What rescues us from this unpalatable conclusion is gravity. The missing ingredient in our universe-room, which makes the half-full-of-air room always more likely than the quarter-full-of-air room is having enough matter for gravity to pull the air into 'clumps' in different parts of the room. But if your 'room' is a Universe the size of ours, with gravity as a significant force, you can get structures, such as stars, emerging without having to rely on the chance movement of molecules.

However - and here's the trick - the Second Law of Thermodynamics remains the same, and so the increase in entropy still applies. And what this means is that the universe we inhabit today has a higher entropy - in other words, it is more disordered overall - than it was when it began.

And so here's the biggest surprise of all: as Greene himself puts it, "the big bang - the process, event or happening that brought the universe into existence - started off the universe in an extraordinarily special, highly ordered state of low entropy." (p 175)

He concludes:-
"Probabilistically speaking, it is mind-bogglingly more likely that everything we now see in the universe arose from a rare but every-so-often-expectable statistical aberration away from total disorder, rather than having evolved slowly from the even more unlikely, the incredibly more ordered, the astoundingly low-entropy starting point required by the big bang." (p 176)
Don't get me wrong. I am not saying, "And therefore we can prove God exists," any more than Greene is. What I am saying (which he is, too) is that this is astonishingly counter-intuitive and makes us look at the whole Universe, including the process of 'evolution', differently.

We naturally assume that the universe proceeded from chaos (big bang) to order, and that this happened because vast amounts of time made the chance coming-together of ordered things possible. The truth (apparently) is the reverse. The universe started as a vastly-improbable ordered system and that the more time goes by the less likely any order becomes. Yet in the process of moving from order to disorder, from low to high entropy, life and consciousness have emerged.

Surely, then, all of us ought at least to ask, "What kind of universe is this, that begins in such a precise way that produces such an astonishing result?" To quote another song, "I think to myself, 'What a wonderful world.'"

Revd John P Richardson
14 March 2008

(PS I will get around to the second article on Christianity and the law at some time.)

No comments will be posted without a full name and location, see the policy.


  1. Now for the niggling question; is entropy a result of the Adam's fall?


    A. Terry

  2. I think there are serious questions to ask about the 'strong anthropic principle': the notion that in some sense the 'shape' of the universe is determined by our being here.

    First, even from a viewpoint that excludes theology, the existence of consciousness and will is 'embedded' in the universe at the point of the 'Big Bang' just as much as are stars and galaxies.
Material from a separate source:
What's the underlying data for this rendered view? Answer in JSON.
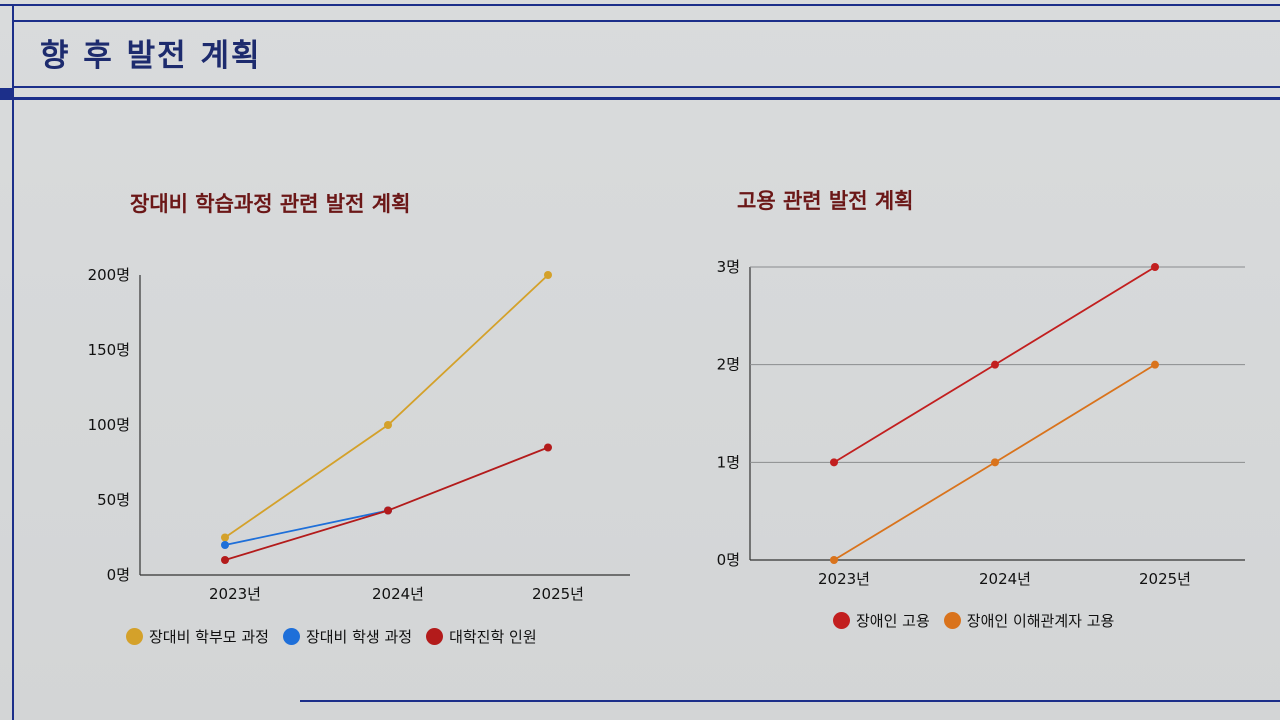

We cannot look at the 'evolution' of stars as and planetary systems as a 'natural' outcome of the increasing entropy of the universe and yet treat the existence of beings like ourselves as somehow an 'accident'. Indeed, it is questionable what the term 'accident' could mean in this context.

    Secondly, if the universe is shaped on a 'strong anthropic principle' which does include theology/spirituality, then the 'fallen' nature of nature is built in, to some extent, from the beginning.

    For myself, I have often questioned the assumption of a 'perfect' world (sans any thistles, sans thorns, etc) which then took on its 'imperfect' characteristics post-Fall. I do, though, accept the idea of the historic Fall.

  3. Could it be thorns, thistles and the like had a different function pre-fall?

    Both of my wife's Grandad's were farmers, 1 a Christian the other an Atheist. The Atheist believed that grops were given to us by Aliens as there is no way they could have evolved, they need so much human attention. If left alone all you get is weeds. The other Grandad will just refer you to Gensis 3.